Ponente
Descripción
Over the past few decades, research have revealed that some nuclear magic numbers can shift or disappear in regions where significant imbalance between the number of protons and neutrons exist. It remains an open question whether such a change can occur for N = 82 in south 132Sn region. If the shell gap is reduced, it becomes easier for particles to be excited across the shell. which drives the nuclear system toward a more collective behavior. As a result, excitation energies and transition probabilities may deviate from what is expected based on the seniority scheme.
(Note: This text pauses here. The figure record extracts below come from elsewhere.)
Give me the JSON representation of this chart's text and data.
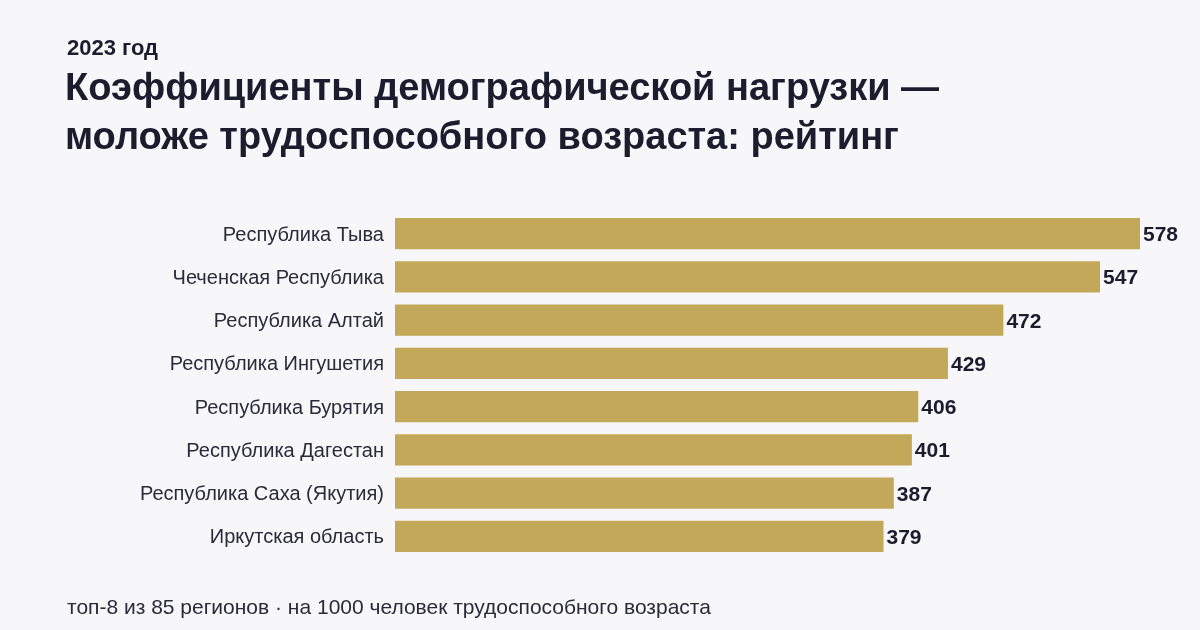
{
  "chart_data": {
    "type": "bar",
    "orientation": "horizontal",
    "title": "Коэффициенты демографической нагрузки —\nмоложе трудоспособного возраста: рейтинг",
    "subtitle": "2023 год",
    "categories": [
      "Республика Тыва",
      "Чеченская Республика",
      "Республика Алтай",
      "Республика Ингушетия",
      "Республика Бурятия",
      "Республика Дагестан",
      "Республика Саха (Якутия)",
      "Иркутская область"
    ],
    "values": [
      578,
      547,
      472,
      429,
      406,
      401,
      387,
      379
    ],
    "color": "#c4a85a",
    "data_labels": true,
    "grid": false,
    "legend": false,
    "annotations": [
      "топ-8 из 85 регионов · на 1000 человек трудоспособного возраста"
    ]
  }
}
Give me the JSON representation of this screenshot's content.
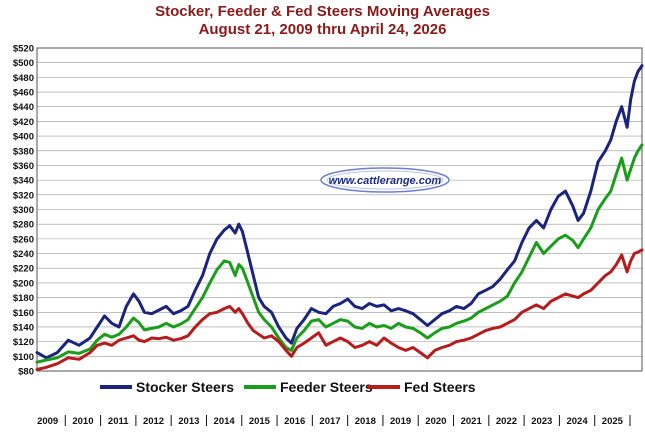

Whether seniority is conserved in the g9/2 shell for the N = 82 isotones is another open question worth investigation. So far, 8+ isomeric states have been identified in 130Cd (A. Jungclaus et al., PRL 99, 132501 (2007)) and 128Pd (H. Watanabe et al., PRL 111, 152501 (2013)). The identification of those seniority isomers has revealed the robustness of the N = 82 shell closure for Z = 48 and Z = 46. Still the question arises how the g9/2 shell evolves for larger proton to neutron unbalance and, in general if seniority is conserved. Partial conservation of seniority for the g9/2 shell has been suggested for Z = 82 and N = 50 shell closures (J. Valiente Dobon et al., PLB 816 136183 (2021), B. Das et al., Phys. Rev. Research 6 L022038 (2024)) and linked to the phase of Berry. To find out if far below 132Sn an erosion of N = 82 shell closure takes place, and whether the partial conservation remains, we need to study lighter isotones. With the recent upgrades of beam intensities at RIKEN, and the higher performances of the planned new gamma detector array, those systems are becoming accessible to nuclear structure studies. We propose therefore to focus our research on nuclei in the south 132Sn region, such as 126Ru, 124Mo, 129Ag, 127Rh, 124Ru, 130Pd, and 132Cd etc. Spectroscopic studies of these nuclei could provide a deep understanding of the complicated many-body fermionic system in a very exotic nuclear region.